Objectives: To develop a health economic model that included a great diversity of patient characteristics and outcomes for chronic obstructive pulmonary disease (COPD), which can be used to inform decisions about stratified medicine in COPD.
Methods: The choice of patient characteristics and outcomes to include in the model was based on 3 literature reviews on multidimensional prognostic COPD indices, COPD phenotypes, and treatment effects in subgroups. A conceptual model was constructed including 14 patient characteristics, 7 intermediate outcomes (lung function, physical activity, exercise capacity, symptoms, disease-specific quality of life, exacerbations, and pneumonias), and 3 final outcomes (mortality, quality-adjusted life-years [QALYs], and costs). Regression equations describing the statistical associations between the patient characteristics and intermediate and final outcomes were estimated using the longitudinal data of 5 large COPD trials (19,378 patients). A patient-level simulation model was developed in which individual patients from the baseline population of the 5 trials are sampled and their outcomes over lifetime are predicted based on the regression equations.

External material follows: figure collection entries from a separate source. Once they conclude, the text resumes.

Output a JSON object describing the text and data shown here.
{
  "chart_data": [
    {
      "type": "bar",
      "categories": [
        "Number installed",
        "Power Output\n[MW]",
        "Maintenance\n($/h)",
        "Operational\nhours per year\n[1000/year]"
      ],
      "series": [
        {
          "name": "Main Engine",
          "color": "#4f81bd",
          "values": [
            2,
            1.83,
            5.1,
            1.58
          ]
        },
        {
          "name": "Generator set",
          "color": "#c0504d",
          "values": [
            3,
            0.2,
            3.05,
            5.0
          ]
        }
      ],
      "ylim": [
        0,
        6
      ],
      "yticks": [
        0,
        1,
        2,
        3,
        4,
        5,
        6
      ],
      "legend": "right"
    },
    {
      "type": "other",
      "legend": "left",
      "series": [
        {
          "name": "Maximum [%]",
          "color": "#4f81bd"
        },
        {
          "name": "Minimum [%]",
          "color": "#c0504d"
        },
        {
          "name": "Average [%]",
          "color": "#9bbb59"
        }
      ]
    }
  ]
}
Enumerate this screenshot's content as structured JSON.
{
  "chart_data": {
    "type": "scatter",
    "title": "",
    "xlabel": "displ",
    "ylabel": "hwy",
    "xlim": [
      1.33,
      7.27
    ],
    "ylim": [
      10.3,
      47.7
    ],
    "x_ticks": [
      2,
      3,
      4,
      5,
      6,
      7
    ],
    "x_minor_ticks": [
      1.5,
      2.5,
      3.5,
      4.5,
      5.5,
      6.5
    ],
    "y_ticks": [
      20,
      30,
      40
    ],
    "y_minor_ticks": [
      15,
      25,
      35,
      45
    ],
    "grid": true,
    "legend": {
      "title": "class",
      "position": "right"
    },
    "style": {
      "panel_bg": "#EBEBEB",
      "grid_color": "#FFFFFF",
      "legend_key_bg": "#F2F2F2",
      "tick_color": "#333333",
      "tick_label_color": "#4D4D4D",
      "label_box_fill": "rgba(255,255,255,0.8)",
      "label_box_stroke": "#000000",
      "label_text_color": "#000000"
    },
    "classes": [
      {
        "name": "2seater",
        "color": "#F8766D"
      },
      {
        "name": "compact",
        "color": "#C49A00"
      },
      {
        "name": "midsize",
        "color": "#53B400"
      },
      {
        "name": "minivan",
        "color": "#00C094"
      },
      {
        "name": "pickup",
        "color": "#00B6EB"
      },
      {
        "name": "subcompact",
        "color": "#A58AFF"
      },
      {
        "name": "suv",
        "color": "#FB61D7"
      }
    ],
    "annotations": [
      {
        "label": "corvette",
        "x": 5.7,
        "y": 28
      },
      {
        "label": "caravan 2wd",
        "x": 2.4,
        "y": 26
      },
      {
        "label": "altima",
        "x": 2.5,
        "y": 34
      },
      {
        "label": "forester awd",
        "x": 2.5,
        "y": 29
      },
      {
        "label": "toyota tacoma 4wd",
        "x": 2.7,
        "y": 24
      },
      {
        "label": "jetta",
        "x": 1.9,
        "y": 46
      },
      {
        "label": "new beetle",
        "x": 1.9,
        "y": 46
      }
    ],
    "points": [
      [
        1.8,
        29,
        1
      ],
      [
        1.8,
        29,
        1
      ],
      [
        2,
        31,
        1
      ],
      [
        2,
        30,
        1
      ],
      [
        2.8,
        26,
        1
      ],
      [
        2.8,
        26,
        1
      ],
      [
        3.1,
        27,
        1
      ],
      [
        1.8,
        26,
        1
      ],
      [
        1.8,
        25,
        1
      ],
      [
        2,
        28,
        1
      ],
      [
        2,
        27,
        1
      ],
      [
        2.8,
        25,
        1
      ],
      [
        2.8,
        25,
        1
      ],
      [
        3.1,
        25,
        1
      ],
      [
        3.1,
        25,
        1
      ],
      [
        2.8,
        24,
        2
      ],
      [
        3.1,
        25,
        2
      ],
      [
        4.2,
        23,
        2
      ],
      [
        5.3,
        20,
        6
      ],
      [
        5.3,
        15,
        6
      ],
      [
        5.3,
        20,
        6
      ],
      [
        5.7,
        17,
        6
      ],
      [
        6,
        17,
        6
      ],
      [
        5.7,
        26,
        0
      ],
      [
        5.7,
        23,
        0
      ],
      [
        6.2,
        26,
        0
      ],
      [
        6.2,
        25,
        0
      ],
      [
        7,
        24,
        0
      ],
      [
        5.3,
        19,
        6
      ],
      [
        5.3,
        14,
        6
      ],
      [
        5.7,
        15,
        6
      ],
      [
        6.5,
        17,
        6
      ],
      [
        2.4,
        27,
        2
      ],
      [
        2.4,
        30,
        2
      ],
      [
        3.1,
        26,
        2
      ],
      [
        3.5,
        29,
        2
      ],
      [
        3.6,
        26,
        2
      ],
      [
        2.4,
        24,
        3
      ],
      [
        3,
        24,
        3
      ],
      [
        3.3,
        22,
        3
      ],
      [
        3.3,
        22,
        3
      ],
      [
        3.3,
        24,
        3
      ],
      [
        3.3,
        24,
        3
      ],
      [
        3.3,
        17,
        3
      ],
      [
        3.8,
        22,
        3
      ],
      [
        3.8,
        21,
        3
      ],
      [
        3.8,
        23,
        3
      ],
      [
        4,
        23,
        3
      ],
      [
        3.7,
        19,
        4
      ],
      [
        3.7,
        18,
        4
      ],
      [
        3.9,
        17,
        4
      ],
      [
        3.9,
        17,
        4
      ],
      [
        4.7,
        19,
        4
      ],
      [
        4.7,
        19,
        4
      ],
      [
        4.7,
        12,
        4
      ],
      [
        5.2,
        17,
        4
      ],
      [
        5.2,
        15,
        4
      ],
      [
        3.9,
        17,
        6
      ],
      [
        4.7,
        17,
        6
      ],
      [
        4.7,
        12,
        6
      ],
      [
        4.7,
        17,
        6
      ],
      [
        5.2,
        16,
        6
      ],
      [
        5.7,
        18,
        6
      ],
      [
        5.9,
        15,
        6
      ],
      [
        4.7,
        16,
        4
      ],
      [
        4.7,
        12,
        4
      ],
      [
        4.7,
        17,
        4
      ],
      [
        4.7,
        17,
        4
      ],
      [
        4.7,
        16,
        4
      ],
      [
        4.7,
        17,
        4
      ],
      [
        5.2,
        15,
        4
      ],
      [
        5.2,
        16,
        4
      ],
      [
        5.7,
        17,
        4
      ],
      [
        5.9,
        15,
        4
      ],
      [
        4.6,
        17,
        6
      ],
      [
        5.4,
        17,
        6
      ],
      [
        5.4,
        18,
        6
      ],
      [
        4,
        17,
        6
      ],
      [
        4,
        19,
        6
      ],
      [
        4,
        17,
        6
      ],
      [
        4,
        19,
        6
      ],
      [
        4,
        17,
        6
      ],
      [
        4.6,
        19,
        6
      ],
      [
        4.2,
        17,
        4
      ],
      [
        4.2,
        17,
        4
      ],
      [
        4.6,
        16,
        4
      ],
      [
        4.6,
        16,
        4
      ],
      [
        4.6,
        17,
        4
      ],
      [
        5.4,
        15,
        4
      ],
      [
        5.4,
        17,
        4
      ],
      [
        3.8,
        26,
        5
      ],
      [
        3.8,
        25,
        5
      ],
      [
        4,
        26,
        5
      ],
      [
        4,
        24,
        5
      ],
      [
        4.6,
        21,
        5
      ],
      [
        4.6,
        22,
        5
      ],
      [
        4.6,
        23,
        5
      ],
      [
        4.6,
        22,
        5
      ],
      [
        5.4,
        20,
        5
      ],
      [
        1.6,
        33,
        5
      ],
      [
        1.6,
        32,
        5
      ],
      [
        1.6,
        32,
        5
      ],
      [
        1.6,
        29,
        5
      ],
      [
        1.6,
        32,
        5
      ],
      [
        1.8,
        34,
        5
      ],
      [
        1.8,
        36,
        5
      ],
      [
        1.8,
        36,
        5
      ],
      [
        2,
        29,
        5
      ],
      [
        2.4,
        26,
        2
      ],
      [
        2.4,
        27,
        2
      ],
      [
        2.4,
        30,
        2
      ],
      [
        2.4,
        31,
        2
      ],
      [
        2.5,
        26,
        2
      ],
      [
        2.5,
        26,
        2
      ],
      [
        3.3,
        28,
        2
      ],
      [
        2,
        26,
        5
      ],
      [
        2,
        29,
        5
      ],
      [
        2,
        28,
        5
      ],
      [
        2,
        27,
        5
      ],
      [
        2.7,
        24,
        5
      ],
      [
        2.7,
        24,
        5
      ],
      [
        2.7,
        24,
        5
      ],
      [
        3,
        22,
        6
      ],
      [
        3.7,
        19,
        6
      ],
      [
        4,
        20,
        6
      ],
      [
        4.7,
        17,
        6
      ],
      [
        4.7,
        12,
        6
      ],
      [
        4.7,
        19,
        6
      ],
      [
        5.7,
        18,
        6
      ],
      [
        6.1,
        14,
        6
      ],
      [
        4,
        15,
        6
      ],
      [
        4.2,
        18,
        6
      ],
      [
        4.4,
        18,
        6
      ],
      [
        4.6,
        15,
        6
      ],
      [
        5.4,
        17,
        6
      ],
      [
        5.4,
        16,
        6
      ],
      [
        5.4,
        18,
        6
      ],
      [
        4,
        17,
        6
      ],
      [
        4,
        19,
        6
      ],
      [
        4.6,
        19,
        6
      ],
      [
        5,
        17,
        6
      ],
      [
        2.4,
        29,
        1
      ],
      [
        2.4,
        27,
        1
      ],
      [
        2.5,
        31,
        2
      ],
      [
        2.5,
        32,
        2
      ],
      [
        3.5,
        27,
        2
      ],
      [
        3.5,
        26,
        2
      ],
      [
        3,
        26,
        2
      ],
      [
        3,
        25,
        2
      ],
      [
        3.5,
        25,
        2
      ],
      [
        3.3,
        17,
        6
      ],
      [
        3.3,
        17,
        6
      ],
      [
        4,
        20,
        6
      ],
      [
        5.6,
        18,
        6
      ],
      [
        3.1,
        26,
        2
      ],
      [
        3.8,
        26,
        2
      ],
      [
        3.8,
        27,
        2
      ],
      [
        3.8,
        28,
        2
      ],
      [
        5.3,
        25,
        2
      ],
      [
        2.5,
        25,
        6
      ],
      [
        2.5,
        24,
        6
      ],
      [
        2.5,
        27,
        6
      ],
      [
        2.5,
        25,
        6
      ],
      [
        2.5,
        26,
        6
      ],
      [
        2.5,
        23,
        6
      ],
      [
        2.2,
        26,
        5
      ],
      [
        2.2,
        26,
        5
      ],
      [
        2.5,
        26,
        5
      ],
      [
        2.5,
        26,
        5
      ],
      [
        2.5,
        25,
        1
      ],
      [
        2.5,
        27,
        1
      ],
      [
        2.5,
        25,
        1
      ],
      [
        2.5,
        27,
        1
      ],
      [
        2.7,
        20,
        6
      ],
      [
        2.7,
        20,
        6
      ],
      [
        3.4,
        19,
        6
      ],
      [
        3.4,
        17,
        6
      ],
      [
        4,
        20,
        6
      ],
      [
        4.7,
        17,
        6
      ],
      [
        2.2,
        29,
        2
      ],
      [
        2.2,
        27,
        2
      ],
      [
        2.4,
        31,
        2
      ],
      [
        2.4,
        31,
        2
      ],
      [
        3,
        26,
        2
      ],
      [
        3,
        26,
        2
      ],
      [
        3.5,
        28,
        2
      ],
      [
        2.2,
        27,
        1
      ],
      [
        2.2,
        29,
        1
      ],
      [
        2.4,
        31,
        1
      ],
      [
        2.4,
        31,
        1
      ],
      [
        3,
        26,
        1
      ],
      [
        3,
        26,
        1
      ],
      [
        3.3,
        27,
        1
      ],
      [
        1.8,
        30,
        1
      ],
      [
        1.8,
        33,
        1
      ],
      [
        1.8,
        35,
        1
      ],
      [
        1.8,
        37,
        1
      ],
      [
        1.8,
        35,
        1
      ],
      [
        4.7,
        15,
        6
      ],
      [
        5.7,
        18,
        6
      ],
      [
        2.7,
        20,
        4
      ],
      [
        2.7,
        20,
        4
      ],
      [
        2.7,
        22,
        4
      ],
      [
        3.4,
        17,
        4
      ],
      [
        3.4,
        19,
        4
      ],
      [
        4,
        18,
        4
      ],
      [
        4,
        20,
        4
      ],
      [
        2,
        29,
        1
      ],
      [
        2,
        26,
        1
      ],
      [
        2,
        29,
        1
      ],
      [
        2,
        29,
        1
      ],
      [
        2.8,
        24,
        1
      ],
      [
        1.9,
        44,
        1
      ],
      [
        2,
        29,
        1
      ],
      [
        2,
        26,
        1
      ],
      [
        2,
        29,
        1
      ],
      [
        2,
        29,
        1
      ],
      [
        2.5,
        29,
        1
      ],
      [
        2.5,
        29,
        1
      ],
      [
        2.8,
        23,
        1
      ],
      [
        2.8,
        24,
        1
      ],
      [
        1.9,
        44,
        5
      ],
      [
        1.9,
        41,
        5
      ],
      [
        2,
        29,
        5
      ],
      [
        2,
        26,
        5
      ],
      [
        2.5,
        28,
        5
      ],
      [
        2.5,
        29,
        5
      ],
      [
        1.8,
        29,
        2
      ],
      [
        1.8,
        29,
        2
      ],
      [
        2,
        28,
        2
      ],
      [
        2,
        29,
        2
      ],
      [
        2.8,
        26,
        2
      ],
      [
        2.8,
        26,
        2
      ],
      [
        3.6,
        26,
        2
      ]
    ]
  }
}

Results: The base-case analysis (single-arm simulation representing treatment with tiotropium) showed that patients had a mean lung function decline of 43 mL/year, 0.62 exacerbations/year, a worsening of their physical activity and quality of life with 1.48 and 1.10 points/year, a life expectancy of 11.2 years, 7.25 QALYs, and total lifetime costs of £24,891. Results for a selection of treatment scenarios and subgroups were shown to demonstrate the potential of the model.
Conclusions: We developed a unique patient-level simulation model that can be used to evaluate COPD treatment options for a variety of subgroups.
Keywords: chronic obstructive pulmonary disease; costs; discrete event simulation model; personalized medicine; quality-adjusted life-years.